Letter From the Field (12 Months)

Letter From the Field (12 Months)

Rosaleen Smyth, from Canberra ACT, is lecturing in English at RUCO in Iringa, Tanzania.

I have finished one academic year at Ruaha University College (RUCO) in Iringa, a small town in the southern highlands of Tanzania. RUCO, a constituent college of Saint Augustine’s Catholic University, was established in 2005 and offers courses in Law, Information and Telecommunications Technology, and Education and a special diploma course for laboratory technicians. It currently has about 1,500 students with the majority enrolled in the law degree. A business stream is to be added in the coming academic year. RUCO has a very practical mix of subjects directly tailored to the professional needs of Tanzania at this stage of its development.

The BA (Education) was just introduced and is dedicated to improving teaching standards in secondary schools. I was the only English lecturer in the past academic year when we had an enrolment of 118 students. Another English lecturer and a trainee assistant are set to join me for the 2009-10 academic year. The resources are very limited, and I rely on the whiteboard rather than PowerPoint which becomes a bit problematic when it comes to drawing phonetic symbols, especially with my decadent handwriting. The library is sparse with only one copy of most of the texts so I produce copious lecture notes which I hand out to the wonderful Josephine Mrope who arranges to get them photocopied so that the students buy the copies.

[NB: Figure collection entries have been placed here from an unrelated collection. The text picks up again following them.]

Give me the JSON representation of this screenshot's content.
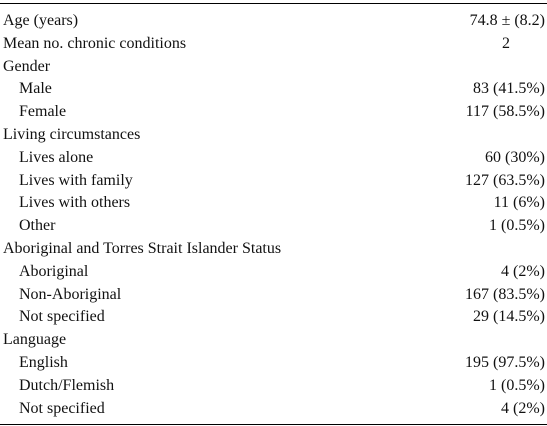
{
  "table": {
    "rows": [
      {
        "label": "Age (years)",
        "value": "74.8 ± (8.2)",
        "indent": false
      },
      {
        "label": "Mean no. chronic conditions",
        "value": "2",
        "indent": false
      },
      {
        "label": "Gender",
        "value": "",
        "indent": false
      },
      {
        "label": "Male",
        "value": "83 (41.5%)",
        "indent": true
      },
      {
        "label": "Female",
        "value": "117 (58.5%)",
        "indent": true
      },
      {
        "label": "Living circumstances",
        "value": "",
        "indent": false
      },
      {
        "label": "Lives alone",
        "value": "60 (30%)",
        "indent": true
      },
      {
        "label": "Lives with family",
        "value": "127 (63.5%)",
        "indent": true
      },
      {
        "label": "Lives with others",
        "value": "11 (6%)",
        "indent": true
      },
      {
        "label": "Other",
        "value": "1 (0.5%)",
        "indent": true
      },
      {
        "label": "Aboriginal and Torres Strait Islander Status",
        "value": "",
        "indent": false
      },
      {
        "label": "Aboriginal",
        "value": "4 (2%)",
        "indent": true
      },
      {
        "label": "Non-Aboriginal",
        "value": "167 (83.5%)",
        "indent": true
      },
      {
        "label": "Not specified",
        "value": "29 (14.5%)",
        "indent": true
      },
      {
        "label": "Language",
        "value": "",
        "indent": false
      },
      {
        "label": "English",
        "value": "195 (97.5%)",
        "indent": true
      },
      {
        "label": "Dutch/Flemish",
        "value": "1 (0.5%)",
        "indent": true
      },
      {
        "label": "Not specified",
        "value": "4 (2%)",
        "indent": true
      }
    ]
  }
}
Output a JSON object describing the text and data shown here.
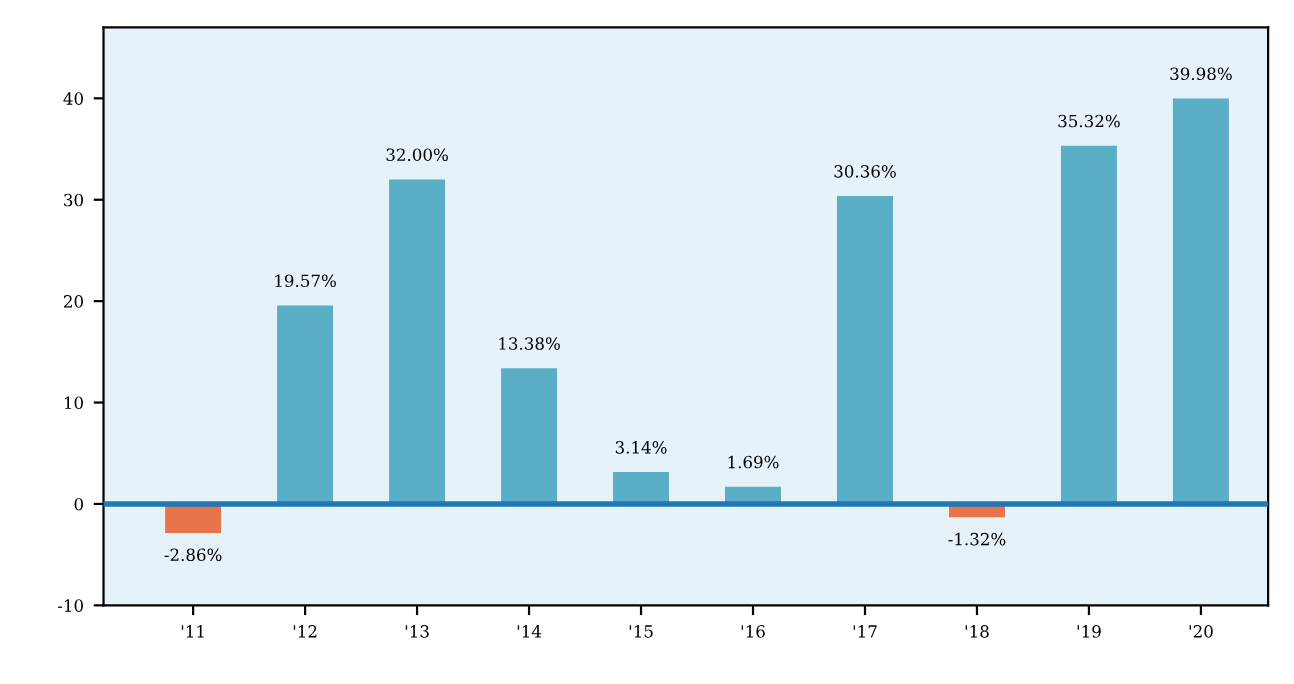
{
  "chart_data": {
    "type": "bar",
    "categories": [
      "'11",
      "'12",
      "'13",
      "'14",
      "'15",
      "'16",
      "'17",
      "'18",
      "'19",
      "'20"
    ],
    "values": [
      -2.86,
      19.57,
      32.0,
      13.38,
      3.14,
      1.69,
      30.36,
      -1.32,
      35.32,
      39.98
    ],
    "colors": [
      "#e8744c",
      "#5aaec6",
      "#5aaec6",
      "#5aaec6",
      "#5aaec6",
      "#5aaec6",
      "#5aaec6",
      "#e8744c",
      "#5aaec6",
      "#5aaec6"
    ],
    "value_labels": [
      "-2.86%",
      "19.57%",
      "32.00%",
      "13.38%",
      "3.14%",
      "1.69%",
      "30.36%",
      "-1.32%",
      "35.32%",
      "39.98%"
    ],
    "ylim": [
      -10,
      47
    ],
    "yticks": [
      -10,
      0,
      10,
      20,
      30,
      40
    ],
    "ref_lines": [
      {
        "axis": "y",
        "value": 0,
        "color": "#1f77b4",
        "line_style": "solid"
      }
    ],
    "grid": false,
    "legend": false
  }
}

The RUCO students (with the usual exceptions) are quite inspiring in the way that they cope with the kind of problems not faced by students I have taught at universities in Australia, Dubai and Taiwan. They don’t have the luxury of a PC or laptop, the computers at the university are few in number and the Internet connection is rather slow. My students are a mix of school leavers and those who have spent some years teaching in the secondary schools and have now received grants to upgrade their qualifications. I am particularly impressed by the teachers who know what the problems are like in the secondary schools and yet they still seem to have a spirit of dedication to the teaching profession and apply themselves keenly to their studies.

As an Australian citizen in this age of globalisation I think it is particularly important that we make these people-to-people connections with people on the other side of the digital divide who don’t live cushioned by welfare safety nets. It is not just a matter of the transfer of skills but of acquiring a greater appreciation of the lives of others in this interconnected world.


Dear Prof Smyth,
As individual I came to realize that we owe much from you, for your kindness, instruction and facilitation. You mean every student to conceptualize your lecture and real you employ vivid examples to make student conceive a lesson ,quite different from other intellectuals of your grade. When I told my brother who studied in America, he said to me that I am very lucky to have you because professors and other lecturers always are there to direct not to lead someone to comprehend the lesson. I wish I could be able to convince the Board that you may stay for 15 years to come, so that what we keep benefiting from you could also be shared by other prospective students. Let me not make you tired with this sort of disorganised writing. May God bless you abundantly. I have real enjoyed all your lesson and I and my fellow students are eager that sometime to come we will be model through hard work.